JP Morgan report unveils surging gap in Reliance's profit figures
JP Morgan's analysis from annual reports showcases a substantial increase in the gap between Reliance's standalone and consolidated profits, surging from Rs 8,400 crore in FY20 to Rs 22,400 crore in FY23
image for illustrative purpose
New Delhi: The disparity between Reliance Industries Ltd's standalone and consolidated net profits has more than doubled, reaching Rs 22,400 crore in recent years. This surge primarily stems from remarkable growth in separate subsidiaries housing the retail and telecom sectors, a report reveals.

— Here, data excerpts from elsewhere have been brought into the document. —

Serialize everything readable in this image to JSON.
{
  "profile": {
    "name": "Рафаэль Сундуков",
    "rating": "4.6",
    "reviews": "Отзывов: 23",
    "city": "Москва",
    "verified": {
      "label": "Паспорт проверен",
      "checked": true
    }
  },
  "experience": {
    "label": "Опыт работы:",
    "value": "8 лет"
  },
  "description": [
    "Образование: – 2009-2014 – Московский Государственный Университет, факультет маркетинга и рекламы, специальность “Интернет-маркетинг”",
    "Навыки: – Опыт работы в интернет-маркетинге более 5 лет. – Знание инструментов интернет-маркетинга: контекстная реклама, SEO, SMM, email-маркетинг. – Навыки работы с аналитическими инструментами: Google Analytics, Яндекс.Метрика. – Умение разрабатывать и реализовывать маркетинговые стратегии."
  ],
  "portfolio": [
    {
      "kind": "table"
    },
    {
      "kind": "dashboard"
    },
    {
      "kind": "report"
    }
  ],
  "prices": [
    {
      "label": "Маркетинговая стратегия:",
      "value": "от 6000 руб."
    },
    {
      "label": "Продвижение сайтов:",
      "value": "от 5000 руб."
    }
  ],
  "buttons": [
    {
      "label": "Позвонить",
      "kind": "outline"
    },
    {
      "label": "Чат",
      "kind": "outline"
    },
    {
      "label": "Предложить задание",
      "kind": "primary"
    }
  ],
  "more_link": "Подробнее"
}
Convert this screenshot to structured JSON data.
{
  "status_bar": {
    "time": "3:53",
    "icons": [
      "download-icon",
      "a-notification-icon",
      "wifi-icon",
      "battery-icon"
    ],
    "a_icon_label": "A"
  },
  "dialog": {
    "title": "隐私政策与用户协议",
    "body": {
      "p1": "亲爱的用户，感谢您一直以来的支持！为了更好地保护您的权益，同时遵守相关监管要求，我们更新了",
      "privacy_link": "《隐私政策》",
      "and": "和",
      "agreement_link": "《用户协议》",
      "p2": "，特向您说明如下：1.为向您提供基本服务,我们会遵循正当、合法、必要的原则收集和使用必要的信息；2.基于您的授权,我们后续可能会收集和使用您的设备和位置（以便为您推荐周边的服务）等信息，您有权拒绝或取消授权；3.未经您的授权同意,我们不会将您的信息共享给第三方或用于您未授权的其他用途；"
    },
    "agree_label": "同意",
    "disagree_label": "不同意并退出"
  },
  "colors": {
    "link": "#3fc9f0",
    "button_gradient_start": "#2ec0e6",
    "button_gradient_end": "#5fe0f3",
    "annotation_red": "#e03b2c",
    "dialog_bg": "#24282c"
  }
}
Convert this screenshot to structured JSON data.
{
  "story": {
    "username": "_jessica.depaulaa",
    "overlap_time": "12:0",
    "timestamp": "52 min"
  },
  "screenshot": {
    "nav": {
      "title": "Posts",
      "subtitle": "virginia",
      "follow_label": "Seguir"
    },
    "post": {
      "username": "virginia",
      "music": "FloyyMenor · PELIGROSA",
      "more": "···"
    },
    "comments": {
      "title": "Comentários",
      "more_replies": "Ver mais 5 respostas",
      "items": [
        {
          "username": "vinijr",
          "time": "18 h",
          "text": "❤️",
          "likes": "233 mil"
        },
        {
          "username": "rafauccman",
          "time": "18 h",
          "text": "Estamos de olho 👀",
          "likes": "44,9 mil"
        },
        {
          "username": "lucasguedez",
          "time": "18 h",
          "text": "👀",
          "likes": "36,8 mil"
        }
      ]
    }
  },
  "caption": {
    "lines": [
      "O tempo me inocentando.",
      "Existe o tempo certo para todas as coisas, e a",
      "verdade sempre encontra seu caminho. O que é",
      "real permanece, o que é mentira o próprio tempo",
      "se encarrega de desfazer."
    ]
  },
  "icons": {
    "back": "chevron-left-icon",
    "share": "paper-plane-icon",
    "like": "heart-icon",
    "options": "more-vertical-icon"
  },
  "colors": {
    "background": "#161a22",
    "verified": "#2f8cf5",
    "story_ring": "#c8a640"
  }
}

JP Morgan report highlights profit discrepancy
JP Morgan's analysis utilizing data from annual reports showcases a substantial increase in the gap between Reliance's standalone and consolidated profits, surging from Rs 8,400 crore in FY20 to Rs 22,400 crore in FY23. The standalone net profit rose from Rs 30,902 crore to Rs 44,205 crore during 2019-20 to 2022-23, while the consolidated net profit escalated from Rs 39,354 crore to Rs 66,702 crore in the same period.
Diverse entities contributing to the disparity
A multitude of 335 individual standalone companies/associates/joint ventures contribute to the variance between Reliance's consolidated and standalone profits for FY23. Notably, telecom and retail subsidiaries accounted for about 89% of this discrepancy, leaving approximately USD 400 million in net profits from other business segments.
Insights from annual reports
JP Morgan's analysis delves into the annual reports, highlighting a sharp surge in the profitability of certain group companies primarily engaged in trading crude/product/petchem/ethane during FY23. However, it also outlines significant losses incurred by various segments, including the fuel retailing JV with BP, recent acquisitions like REC Solar group, Saavn (online music), Sterling and Wilson (Solar), Reliance Brands, Reliance Infratel, and skyTran (urban mobility), among others.
Potential earnings from investments
The report notes Reliance's numerous acquisitions and investments over the past six years, estimating their collective cost at approximately $5 billion. While many of these ventures currently show losses, there remains potential for earnings if any of these businesses turn profitable.